Austrian-style analysis in “Money for the Market “(CNN): Think stocks have gone too far, too fast? Think the rally has got out of hand, and the market is way too expensive? You may be right, but with all the country’s cash spigots cranked open, things could get a lot nuttier. Indeed, today’s environment is beginning to look similar to what prevailed in 1999, when a huge influx of money into the global economy helped fuel an 86 percent rise in the Nasdaq. There’s plenty of dough hitting the economy now, and it looks like there will be plenty more on the way. The Fed has put its overnight target rate at a 40-year low of 1.25 percent and looks set to lower it to 1 percent when it next meets in three weeks.
More important, the Fed has engineered a sharp move lower in long-term rates by signaling that it does not plan to raise rates until well after the economy starts growing strongly. Already, the effects of this have started to show. Mortgage and refinancing activity have both hit all-time highs. Corporations, too, are getting into the act, refinancing their higher yielding debt and freeing up cash. ... There are, after all, only a few things you can really do with money. You can stuff it into the mattress, you can spend it, or you can buy an asset. The low funds rate makes the mattress option less appealing -- money markets and savings accounts don’t throw off much of a return these days. Spending takes time to rev up.
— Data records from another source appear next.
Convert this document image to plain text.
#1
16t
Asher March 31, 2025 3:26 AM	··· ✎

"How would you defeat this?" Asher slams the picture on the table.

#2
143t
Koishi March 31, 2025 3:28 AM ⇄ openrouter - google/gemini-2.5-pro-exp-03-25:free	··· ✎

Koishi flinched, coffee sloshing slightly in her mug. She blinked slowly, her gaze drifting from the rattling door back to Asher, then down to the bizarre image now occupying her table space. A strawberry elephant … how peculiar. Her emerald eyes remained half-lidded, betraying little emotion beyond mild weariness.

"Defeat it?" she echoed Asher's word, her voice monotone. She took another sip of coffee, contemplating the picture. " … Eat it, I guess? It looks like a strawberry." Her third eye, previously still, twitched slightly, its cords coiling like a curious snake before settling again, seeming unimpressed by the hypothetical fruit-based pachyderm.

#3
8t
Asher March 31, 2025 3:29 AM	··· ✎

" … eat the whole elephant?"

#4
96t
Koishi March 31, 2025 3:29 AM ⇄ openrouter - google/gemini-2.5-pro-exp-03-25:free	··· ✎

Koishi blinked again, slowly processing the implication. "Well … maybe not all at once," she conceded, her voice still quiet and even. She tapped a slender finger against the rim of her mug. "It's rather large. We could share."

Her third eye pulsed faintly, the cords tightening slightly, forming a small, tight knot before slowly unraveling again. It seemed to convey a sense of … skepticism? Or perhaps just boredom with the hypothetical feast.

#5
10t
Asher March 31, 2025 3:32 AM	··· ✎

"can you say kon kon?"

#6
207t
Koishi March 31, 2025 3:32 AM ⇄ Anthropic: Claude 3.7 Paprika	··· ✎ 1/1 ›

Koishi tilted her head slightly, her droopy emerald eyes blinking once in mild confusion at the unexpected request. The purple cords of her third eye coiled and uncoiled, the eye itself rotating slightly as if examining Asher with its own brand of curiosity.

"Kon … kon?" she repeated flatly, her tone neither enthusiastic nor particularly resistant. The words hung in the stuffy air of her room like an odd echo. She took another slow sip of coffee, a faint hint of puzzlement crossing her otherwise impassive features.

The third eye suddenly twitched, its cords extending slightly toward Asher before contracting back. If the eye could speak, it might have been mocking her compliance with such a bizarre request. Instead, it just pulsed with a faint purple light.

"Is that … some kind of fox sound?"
So the money gets parked in some sort of asset -- gold (which is going up), bonds (which are going up), houses (which are going up) or stocks (which are going up).
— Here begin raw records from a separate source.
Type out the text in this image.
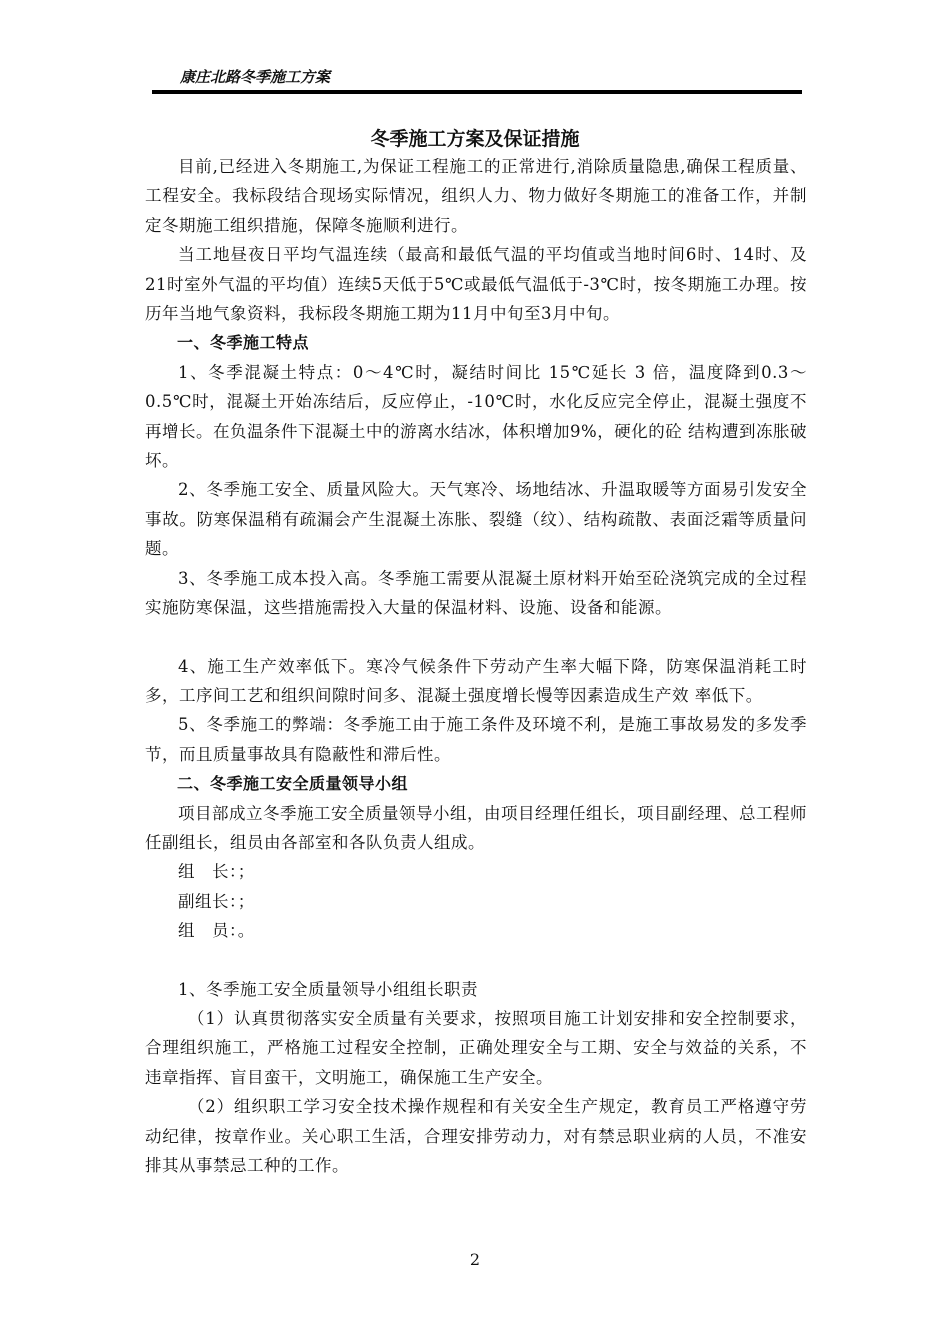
康庄北路冬季施工方案
冬季施工方案及保证措施

目前,已经进入冬期施工,为保证工程施工的正常进行,消除质量隐患,确保工程质量、工程安全。我标段结合现场实际情况，组织人力、物力做好冬期施工的准备工作，并制定冬期施工组织措施，保障冬施顺利进行。

当工地昼夜日平均气温连续（最高和最低气温的平均值或当地时间6时、14时、及21时室外气温的平均值）连续5天低于5℃或最低气温低于-3℃时，按冬期施工办理。按历年当地气象资料，我标段冬期施工期为11月中旬至3月中旬。

一、冬季施工特点

1、冬季混凝土特点：0～4℃时，凝结时间比 15℃延长 3 倍，温度降到0.3～ 0.5℃时，混凝土开始冻结后，反应停止，-10℃时，水化反应完全停止，混凝土强度不再增长。在负温条件下混凝土中的游离水结冰，体积增加9%，硬化的砼 结构遭到冻胀破坏。

2、冬季施工安全、质量风险大。天气寒冷、场地结冰、升温取暖等方面易引发安全事故。防寒保温稍有疏漏会产生混凝土冻胀、裂缝（纹）、结构疏散、表面泛霜等质量问题。

3、冬季施工成本投入高。冬季施工需要从混凝土原材料开始至砼浇筑完成的全过程实施防寒保温，这些措施需投入大量的保温材料、设施、设备和能源。

4、施工生产效率低下。寒冷气候条件下劳动产生率大幅下降，防寒保温消耗工时多，工序间工艺和组织间隙时间多、混凝土强度增长慢等因素造成生产效 率低下。

5、冬季施工的弊端：冬季施工由于施工条件及环境不利，是施工事故易发的多发季节，而且质量事故具有隐蔽性和滞后性。

二、冬季施工安全质量领导小组

项目部成立冬季施工安全质量领导小组，由项目经理任组长，项目副经理、总工程师任副组长，组员由各部室和各队负责人组成。

组　长：；

副组长：；

组　员：。

1、冬季施工安全质量领导小组组长职责

（1）认真贯彻落实安全质量有关要求，按照项目施工计划安排和安全控制要求，合理组织施工，严格施工过程安全控制，正确处理安全与工期、安全与效益的关系，不违章指挥、盲目蛮干，文明施工，确保施工生产安全。

（2）组织职工学习安全技术操作规程和有关安全生产规定，教育员工严格遵守劳动纪律，按章作业。关心职工生活，合理安排劳动力，对有禁忌职业病的人员，不准安排其从事禁忌工种的工作。

2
“When you print money, it’s going to inflate some asset price,” said Northern Trust chief U.S. economist Paul Kasriel. “Maybe we’ll revert to the late 1990s and buy stocks with it.”
Turn off the bubble machine
Many observers credit the easy money policies of the Fed and other central banks with fueling the late ‘90s stock bubble. First, worries over the health of the world’s financial system in the wake of the Russian debt crisis provoked the Fed to lower rates sharply, and then concern that Y2K would prompt a run on banks made it keep them low. Money supply rocketed higher and much of that money went into stocks -- particularly the most speculative ones. A similar expansion of the monetary base in Japan in the late 1980s helped feed speculative action in stocks and real estate.